André Caron added the comment:

Hi Guido,

Thanks for the quick reply :-)

AFAICT, there seem to be three possible directions regarding this issue -- for 
both wait() and as_completed():

1) remove the need for ensure_future(): make the membership test succeed and 
allow multiple await expressions on the same coroutine;

2) fail fast: reject coroutine objects as inputs to wait() and reject multiple 
await expressions on coroutine objects (see issue #25887);

3) clarify API usage: deprecate couroutine objects and enhance docs for wait(), 
as_completed() and ensure_future().

>From a pure API standpoint, #1 makes the API more uniform and less surprising, 
>#2 makes it easier to detect and fix incorrect usage and #3 accelerates 
>troubleshooting when people get bitten by this quirk in the API.
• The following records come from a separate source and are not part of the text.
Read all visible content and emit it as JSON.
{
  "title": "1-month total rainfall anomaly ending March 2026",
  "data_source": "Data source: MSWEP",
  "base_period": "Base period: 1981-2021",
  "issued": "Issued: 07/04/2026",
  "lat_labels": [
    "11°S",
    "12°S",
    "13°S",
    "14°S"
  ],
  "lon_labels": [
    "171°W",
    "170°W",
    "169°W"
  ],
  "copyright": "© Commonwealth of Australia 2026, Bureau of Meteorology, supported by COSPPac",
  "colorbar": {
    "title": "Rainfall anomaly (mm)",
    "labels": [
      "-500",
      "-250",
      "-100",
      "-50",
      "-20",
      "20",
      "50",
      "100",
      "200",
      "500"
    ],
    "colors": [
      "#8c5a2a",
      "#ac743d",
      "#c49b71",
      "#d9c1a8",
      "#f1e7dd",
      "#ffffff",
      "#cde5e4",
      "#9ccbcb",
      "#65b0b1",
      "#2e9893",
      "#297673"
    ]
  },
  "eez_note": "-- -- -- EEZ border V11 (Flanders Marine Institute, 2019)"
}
You're right that technically, the case of side-effect-only coroutine 
invocations is a use case that's currently supported by wait() and that 
removing this (e.g. by adopting #2) would be a compatibility break.  I 
personally doubt that this is a common use case as both wait() and 
as_completed() seem specifically designed to recover the results, but I'm not 
an asyncio expert either.

Asyncio is still young and is undergoing adoption, so I would like to see this 
issue resolved without resorting to #3.

Any chance #1 or #2 can be considered?